The Age of Exploration of the Dinosaur Body was eventually ushered in by an ant named Daba – the first named ant in the recorded history of Cretaceous civilisation. After much preparation, Daba capitalised on the opportunity presented by a toothworm treatment and led a small expedition of ten soldier ants and ten worker ants into the dank depths of a Tyrannosaurus’s mouth.
Battling extreme humidity, the expedition began its traverse of the long narrow isthmus of the tongue. Tastebuds speckled the surface like a vast megalithic structure of slimy white boulders extending far into the gloom. The ant explorers picked their way between them. As the dinosaur opened and closed its mouth, light from the outside world streaked through the gaps between its teeth, flickering like lightning on the horizon and casting long, wavering shadows behind the tastebud megaliths. When its tongue squirmed, the entire isthmus rose and fell like a stormy sea, causing shifting ripples to appear in the megaliths. And every time the Tyrannosaurus swallowed, viscous floodwaters gushed in from both sides, submerging the isthmus and forcing the ants to cling to the tastebuds for fear of being swept away. It was the stuff of nightmares, but the dauntless ants patiently waited for the floodwaters to recede, then pressed on.
At long last they arrived at the root of the tongue. The light was much weaker there, barely illuminating the mouths of the two enormous caves before them. In one cave, a fierce gale howled, by turns sucking and then expelling the air, reversing direction every two to three seconds. There was no wind in the other cave, just a reverberant rumbling that rose from its invisible depths – a rumbling familiar to the ants from their time working on the teeth, but much, much louder, more like continual booms of thunder. This mysterious and terrible noise unnerved the ants more than the gale, so they decided to try the windy passageway. They would later learn that this was the dinosaur’s respiratory tract and that the scarily noisy passageway was its oesophagus.
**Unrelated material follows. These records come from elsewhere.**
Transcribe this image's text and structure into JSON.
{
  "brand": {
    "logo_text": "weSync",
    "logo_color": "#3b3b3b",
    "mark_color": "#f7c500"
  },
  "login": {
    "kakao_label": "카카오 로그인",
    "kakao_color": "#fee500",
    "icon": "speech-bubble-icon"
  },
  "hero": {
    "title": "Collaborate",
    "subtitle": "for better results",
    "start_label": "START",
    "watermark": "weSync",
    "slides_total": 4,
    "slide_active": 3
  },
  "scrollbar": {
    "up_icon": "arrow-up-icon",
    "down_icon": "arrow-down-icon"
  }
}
With Daba in the lead, the expedition proceeded gingerly down the slick walls of the respiratory tract. When the wind was with them, they hurried forward several steps; when the wind was against them, it was impossible to walk, and they could only flatten their bodies and grip the wall tightly. They had not descended very far, however, before the tickle of their legs began to irritate the respiratory tract. With a slight cough, the dinosaur put an end to the ants’ first expedition. A hurricane of unimaginable force spiralled up from the bottom of the tunnel, sweeping the expeditioners off their feet and jetting them across the isthmus of the tongue at lightning speed. Some of them were hurled headlong into the dinosaur’s huge teeth, while others were blown straight out of its mouth.
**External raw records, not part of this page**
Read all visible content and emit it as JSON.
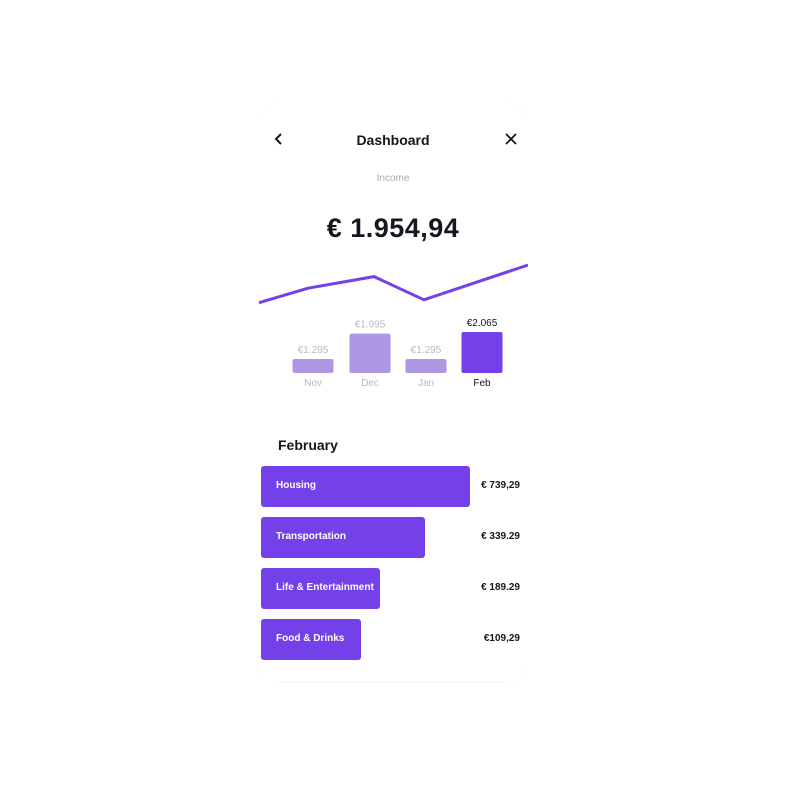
{
  "header": {
    "title": "Dashboard",
    "back_icon": "chevron-left-icon",
    "close_icon": "close-icon"
  },
  "income": {
    "label": "Income",
    "amount": "€ 1.954,94"
  },
  "colors": {
    "accent": "#7340ea",
    "bar_inactive": "#af98e3",
    "line": "#7340ea"
  },
  "chart_data": {
    "type": "bar",
    "title": "",
    "categories": [
      "Nov",
      "Dec",
      "Jan",
      "Feb"
    ],
    "values": [
      1295,
      1995,
      1295,
      2065
    ],
    "value_labels": [
      "€1.295",
      "€1.995",
      "€1.295",
      "€2.065"
    ],
    "highlighted": "Feb",
    "trend_line": {
      "type": "line",
      "relative_values": [
        0.35,
        0.6,
        0.8,
        0.4,
        1.0
      ]
    },
    "xlabel": "",
    "ylabel": ""
  },
  "breakdown": {
    "title": "February",
    "max_value": 739.29,
    "items": [
      {
        "label": "Housing",
        "value": 739.29,
        "display": "€ 739,29"
      },
      {
        "label": "Transportation",
        "value": 339.29,
        "display": "€ 339.29"
      },
      {
        "label": "Life & Entertainment",
        "value": 189.29,
        "display": "€ 189.29"
      },
      {
        "label": "Food & Drinks",
        "value": 109.29,
        "display": "€109,29"
      }
    ]
  }
}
Daba lost one of her middle legs in the failed expedition, but, unperturbed, she quickly organised a second attempt. This time she decided they would tackle the oesophagus instead. The preliminary stages went smoothly. The ants entered the oesophagus and began the long march down the seemingly endless and terrifyingly loud passage. Its creepy darkness was the least of their troubles, however, for the Tyrannosaurus had stopped beside a stream and now took a sip of water. The first the explorers knew of this was when they heard a great roar building behind them, a roar so loud that it rapidly drowned out the noise ahead of them. Daba immediately ordered the team to a halt, but before she could even begin to work out what was happening, a wall of water came cascading down the tunnel, hurtling past the ants, flinging them into its churn and propelling them at terrific speed all the way down the oesophagus and on towards the dinosaur’s stomach.